The Skills Gap, Africa-Style

Okere notes that one of his biggest business challenges is finding qualified individuals to hire. “If your business is going to be technology-driven, then change becomes almost second nature…. It requires a different kind of skill. That skill is not learning something to know it, but to learn how to learn.” He also looks for employees with multiple capabilities — for instance, an engineer who also brings sales skills to the table.

“If your business is going to be technology-driven, then change becomes almost second nature… it requires a different kind of skill.”–Austin Okere

Klein observes that the idea of starting your own business, or being part of a startup, is not something yet ingrained in African culture. Many talented students will aspire to become doctors, teachers, or to hold a government position, but not to “become Bill Gates,” she says.
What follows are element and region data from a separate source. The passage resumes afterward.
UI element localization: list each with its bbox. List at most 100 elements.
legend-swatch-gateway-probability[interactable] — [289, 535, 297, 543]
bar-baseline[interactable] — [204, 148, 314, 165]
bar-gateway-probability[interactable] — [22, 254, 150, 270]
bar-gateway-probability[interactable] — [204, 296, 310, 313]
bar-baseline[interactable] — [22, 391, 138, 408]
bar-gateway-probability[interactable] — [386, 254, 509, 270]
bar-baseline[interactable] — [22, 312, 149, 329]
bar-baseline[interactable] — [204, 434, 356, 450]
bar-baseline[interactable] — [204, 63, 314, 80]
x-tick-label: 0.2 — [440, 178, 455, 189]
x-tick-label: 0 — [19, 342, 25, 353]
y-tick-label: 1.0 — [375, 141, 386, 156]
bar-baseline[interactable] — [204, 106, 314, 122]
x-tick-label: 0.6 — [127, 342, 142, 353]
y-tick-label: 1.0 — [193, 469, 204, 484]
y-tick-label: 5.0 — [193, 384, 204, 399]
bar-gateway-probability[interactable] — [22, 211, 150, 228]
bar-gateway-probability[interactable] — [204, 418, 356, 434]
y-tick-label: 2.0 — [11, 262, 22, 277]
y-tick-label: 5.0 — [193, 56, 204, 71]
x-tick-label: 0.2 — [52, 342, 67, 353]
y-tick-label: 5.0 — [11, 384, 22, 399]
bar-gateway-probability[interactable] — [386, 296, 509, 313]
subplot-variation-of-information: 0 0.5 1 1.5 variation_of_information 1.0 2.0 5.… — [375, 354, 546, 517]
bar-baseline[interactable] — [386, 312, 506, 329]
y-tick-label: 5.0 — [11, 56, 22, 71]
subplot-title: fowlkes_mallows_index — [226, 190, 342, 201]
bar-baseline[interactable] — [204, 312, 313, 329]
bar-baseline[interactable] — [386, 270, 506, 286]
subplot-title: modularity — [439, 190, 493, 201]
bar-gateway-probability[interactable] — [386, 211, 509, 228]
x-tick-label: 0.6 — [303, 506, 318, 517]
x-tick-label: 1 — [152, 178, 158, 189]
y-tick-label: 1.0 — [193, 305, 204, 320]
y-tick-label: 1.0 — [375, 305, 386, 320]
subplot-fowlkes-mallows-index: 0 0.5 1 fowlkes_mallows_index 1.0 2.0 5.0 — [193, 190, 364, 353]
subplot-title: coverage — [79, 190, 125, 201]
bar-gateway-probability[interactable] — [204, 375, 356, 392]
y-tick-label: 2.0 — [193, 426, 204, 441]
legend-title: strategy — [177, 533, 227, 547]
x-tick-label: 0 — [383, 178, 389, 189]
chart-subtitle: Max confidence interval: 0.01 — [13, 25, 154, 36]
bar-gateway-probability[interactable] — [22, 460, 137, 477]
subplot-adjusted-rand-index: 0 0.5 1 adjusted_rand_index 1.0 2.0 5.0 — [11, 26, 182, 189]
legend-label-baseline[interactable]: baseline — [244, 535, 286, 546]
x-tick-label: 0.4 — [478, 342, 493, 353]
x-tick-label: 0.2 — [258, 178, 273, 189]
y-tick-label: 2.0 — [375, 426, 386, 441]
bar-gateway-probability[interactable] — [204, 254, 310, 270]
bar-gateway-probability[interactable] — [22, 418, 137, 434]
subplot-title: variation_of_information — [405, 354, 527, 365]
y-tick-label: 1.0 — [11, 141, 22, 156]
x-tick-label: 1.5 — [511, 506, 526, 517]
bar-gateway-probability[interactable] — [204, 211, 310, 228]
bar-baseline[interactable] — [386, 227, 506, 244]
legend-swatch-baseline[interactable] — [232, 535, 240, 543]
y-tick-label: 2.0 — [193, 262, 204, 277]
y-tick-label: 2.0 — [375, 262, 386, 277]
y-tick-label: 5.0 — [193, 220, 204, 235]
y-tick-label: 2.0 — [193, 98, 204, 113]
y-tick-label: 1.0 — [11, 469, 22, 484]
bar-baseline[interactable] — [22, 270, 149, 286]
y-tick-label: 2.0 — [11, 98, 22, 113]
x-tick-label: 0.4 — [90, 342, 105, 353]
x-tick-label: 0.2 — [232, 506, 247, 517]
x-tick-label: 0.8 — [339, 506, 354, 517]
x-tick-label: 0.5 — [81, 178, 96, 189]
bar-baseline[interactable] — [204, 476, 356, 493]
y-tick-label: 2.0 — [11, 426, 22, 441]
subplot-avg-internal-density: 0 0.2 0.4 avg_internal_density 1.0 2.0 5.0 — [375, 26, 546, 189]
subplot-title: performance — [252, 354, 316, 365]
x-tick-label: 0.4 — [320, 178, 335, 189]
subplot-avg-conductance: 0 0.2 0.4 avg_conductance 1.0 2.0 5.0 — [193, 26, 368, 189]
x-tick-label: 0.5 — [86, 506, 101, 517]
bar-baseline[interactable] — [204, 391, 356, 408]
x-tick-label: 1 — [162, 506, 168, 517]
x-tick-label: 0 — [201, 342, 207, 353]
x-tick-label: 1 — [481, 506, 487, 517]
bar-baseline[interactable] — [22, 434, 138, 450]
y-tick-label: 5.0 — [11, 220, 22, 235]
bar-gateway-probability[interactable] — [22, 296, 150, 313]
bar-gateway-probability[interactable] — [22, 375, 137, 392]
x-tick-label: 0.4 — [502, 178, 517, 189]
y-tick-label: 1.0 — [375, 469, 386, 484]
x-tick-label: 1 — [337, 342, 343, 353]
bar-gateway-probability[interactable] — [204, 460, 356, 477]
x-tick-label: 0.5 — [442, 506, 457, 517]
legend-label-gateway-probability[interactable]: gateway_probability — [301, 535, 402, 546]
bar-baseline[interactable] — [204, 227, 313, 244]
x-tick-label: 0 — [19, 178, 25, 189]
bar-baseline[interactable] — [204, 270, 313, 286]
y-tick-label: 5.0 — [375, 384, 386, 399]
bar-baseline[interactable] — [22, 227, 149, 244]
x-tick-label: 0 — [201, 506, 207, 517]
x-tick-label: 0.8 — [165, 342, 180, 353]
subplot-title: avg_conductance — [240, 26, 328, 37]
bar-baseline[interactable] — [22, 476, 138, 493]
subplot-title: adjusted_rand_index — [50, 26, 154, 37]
The models largely aren’t there.  She adds that although many countries in Africa are making “huge strides” in education, there is still a lot of rote learning. “That could be a good way to teach multiplication for example, but it’s not the best way to teach business skills and business thinking.”

In Klein’s view, the for-profit African Leadership University — itself an emerging multinational company — holds out a visionary possibility for improving education in Africa. Founded in 2013 by Ghanian serial entrepreneur Fred Swaniker, with campuses located in Mauritius and Rwanda (and plans to open 23 more throughout Africa), it offers an innovative model of a shorter academic year combined with several months of on-the-job training with partner companies such as Coca-Cola, IBM, McKinsey and PwC.  “By the time you graduate, you have a year’s worth of experience under your belt with a particular company,” says Klein.

Okere says he is pleased by what he perceives as increasing attention to emerging multinational companies. He notes that he serves as an entrepreneur-in-residence at Columbia Business School: “They’re interested to know how emerging markets work.” In addition, CWG was recognized by the World Economic Forum in 2014 as a Global Growth Company, which the WEF describes as “medium-sized enterprises on the global scale that stand out due to their innovative business models, dynamic growth, corporate global citizenship and visionary leadership.”

“The fact that we are now being noted for the right reasons rather than the wrong reasons, the old stereotypes, makes me very happy,” Okere says.